Les engrenages, composants essentiels et omniprésents des systèmes de transmission mécanique, jouent un rôle primordial dans la production industrielle et la vie quotidienne. Des équipements aérospatiaux aux systèmes de propulsion marine, en passant par les transmissions automobiles, les machines-outils et les mécanismes de précision des montres et des appareils électroménagers, tous reposent sur la transmission par engrenages. La puissance et le mouvement sont transmis par l'engrènement des dents des engrenages ; leur conception et leur fabrication, de par leur qualité, influent donc directement sur les performances de l'ensemble du système mécanique.
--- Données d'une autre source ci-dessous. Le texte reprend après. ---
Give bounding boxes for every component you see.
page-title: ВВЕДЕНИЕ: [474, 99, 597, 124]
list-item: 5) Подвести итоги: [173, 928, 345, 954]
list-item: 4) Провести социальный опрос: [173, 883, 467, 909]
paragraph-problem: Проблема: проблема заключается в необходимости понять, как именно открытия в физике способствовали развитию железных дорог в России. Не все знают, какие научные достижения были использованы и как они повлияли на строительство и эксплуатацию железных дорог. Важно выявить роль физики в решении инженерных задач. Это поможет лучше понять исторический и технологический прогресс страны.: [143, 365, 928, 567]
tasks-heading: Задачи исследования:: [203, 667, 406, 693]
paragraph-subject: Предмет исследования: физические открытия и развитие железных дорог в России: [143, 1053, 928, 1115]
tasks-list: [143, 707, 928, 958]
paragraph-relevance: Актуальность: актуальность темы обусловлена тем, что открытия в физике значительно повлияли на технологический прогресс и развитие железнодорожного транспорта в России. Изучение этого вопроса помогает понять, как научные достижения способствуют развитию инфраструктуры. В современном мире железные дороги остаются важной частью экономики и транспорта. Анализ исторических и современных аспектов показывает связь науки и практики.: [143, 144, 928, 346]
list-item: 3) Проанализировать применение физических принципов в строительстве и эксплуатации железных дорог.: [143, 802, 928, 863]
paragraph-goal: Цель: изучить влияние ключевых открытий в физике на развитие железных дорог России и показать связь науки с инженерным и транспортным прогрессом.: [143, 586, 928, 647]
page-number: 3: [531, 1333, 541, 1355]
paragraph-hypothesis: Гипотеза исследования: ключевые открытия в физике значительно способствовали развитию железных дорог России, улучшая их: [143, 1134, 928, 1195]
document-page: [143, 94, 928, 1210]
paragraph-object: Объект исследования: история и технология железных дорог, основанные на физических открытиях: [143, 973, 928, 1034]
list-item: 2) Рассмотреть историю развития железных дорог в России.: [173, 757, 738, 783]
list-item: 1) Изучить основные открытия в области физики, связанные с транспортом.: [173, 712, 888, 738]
En conception mécanique, on entend souvent dire que « les engrenages standard doivent avoir au moins 17 dents, sans quoi ils ne fonctionnent pas correctement ». Pourtant, dans de nombreux dispositifs mécaniques, des engrenages de moins de 17 dents fonctionnent parfaitement. Cela semble paradoxal : si les engrenages de moins de 17 dents sont inutilisables, pourquoi en trouve-t-on autant en pratique ?

En réalité, cette affirmation repose sur un fondement théorique, mais elle comporte aussi des incompréhensions. La « limite des 17 dents » ne constitue pas une condition absolue de rotation d'un engrenage, mais plutôt le nombre minimal de dents obtenu dans des conditions standard spécifiques afin d'éviter le sous-dépouillage lors de la fabrication.

Pourquoi une roue dentée ne peut-elle pas avoir moins de 17 dents ?jpg

A. Profil de la dent d'engrenage et principe de la développante

En conception mécanique moderne, le profil de dent d'engrenage le plus courant est le profil en développante. Une développante est la trajectoire décrite par un point sur une droite lorsqu'il roule sur un cercle. Le profil en développante possède d'excellentes propriétés géométriques et est donc largement utilisé dans la conception des engrenages.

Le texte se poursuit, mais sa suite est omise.